Suddenly I felt the worst wave of shame imaginable.
‘He is dying – and I don’t care. You get that? I don’t care.’
How could I have said that? Had I so completely lost it that I actually expressed indifference about whether or not my son lived? Instead of making excuses for myself – telling myself it was all post-operative stress, and an out-of-body reaction to all the drugs they’d been pumping into me – I immediately began to engage in a serious course of self-flagellation. I was unfit to be a mother, a wife, a member of the human race. I had jettisoned all that was important to me – my newborn child and my husband – through one deranged outbreak of rage. I deserved everything bad that would now happen to me.
But, most of all, yesterday’s bizarre, out-of-kilter rage had vanished. All I could now think was: I need to be with Jack.
Nurse Dowling returned with a breakfast tray and some news.
‘I gather your little one’s doing just fine. They’re really pleased with the progress he’s making, and he can probably be moved out of ICU in a couple of days.’
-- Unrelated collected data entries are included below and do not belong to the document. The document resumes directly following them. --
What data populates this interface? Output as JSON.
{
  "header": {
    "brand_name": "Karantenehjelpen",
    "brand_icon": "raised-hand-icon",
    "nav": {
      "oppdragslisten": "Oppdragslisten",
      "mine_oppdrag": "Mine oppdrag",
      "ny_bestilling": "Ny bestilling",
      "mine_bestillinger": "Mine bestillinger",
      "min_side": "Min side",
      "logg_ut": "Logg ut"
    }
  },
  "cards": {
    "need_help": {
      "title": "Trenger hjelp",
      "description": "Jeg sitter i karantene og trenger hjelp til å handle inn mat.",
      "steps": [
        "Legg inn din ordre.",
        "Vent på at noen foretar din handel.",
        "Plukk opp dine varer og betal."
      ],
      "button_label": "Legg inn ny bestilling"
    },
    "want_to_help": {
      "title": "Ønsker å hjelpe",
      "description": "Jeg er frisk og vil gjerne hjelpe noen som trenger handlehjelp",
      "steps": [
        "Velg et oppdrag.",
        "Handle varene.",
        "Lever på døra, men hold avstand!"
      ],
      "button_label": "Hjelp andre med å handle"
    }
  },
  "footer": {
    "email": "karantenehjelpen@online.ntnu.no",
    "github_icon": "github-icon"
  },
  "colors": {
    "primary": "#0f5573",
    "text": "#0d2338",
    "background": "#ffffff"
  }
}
‘Can I see him this morning?’
‘No problem.’
I picked at my breakfast – largely because whatever appetite I had was tempered by an equally urgent need to speak with Tony. I wanted to utter a vast mea culpa for my insane behaviour yesterday, to beg his forgiveness, and also tell him that he and Jack were the best things that had ever happened to me. And, of course, I’ll sign the registration document naming him Jack Edward. Because … because … be …
Oh fuck, not this …
The crying had started again. Another extended bout of loud, insufferable keening. Come on, knock it off, I told myself. But as I quickly discovered, this was an absurd idea because I fell apart once more. Only this time I was cognizant enough of this sudden breakdown to be genuinely spooked by it. Especially as I worried that the medical staff might start writing me off as mentally askew, and worthy of more intensive chemical treatment. So I stuffed the pillow back into my mouth, clutched it against me like a life preserver, and started counting backwards from one hundred inside my head, telling myself that I had to have myself under control by the time I reached zero. But during this countdown, I could feel my voice growing louder and louder – even though I wasn’t speaking at all. The strain against my eyes became intolerable. There was such compression behind them that I was certain they’d explode out of my head at any moment. But just when I thought I was about to let go entirely Nurse Dowling showed up accompanied by the orderly. I felt her hand against my shoulder, calling my name, asking me what was wrong. When I couldn’t answer, I heard her turn to the orderly and mention something about getting the unit sister. At which point I had just reached the number thirty-nine, and suddenly heard myself shout, ‘Thirty-nine!’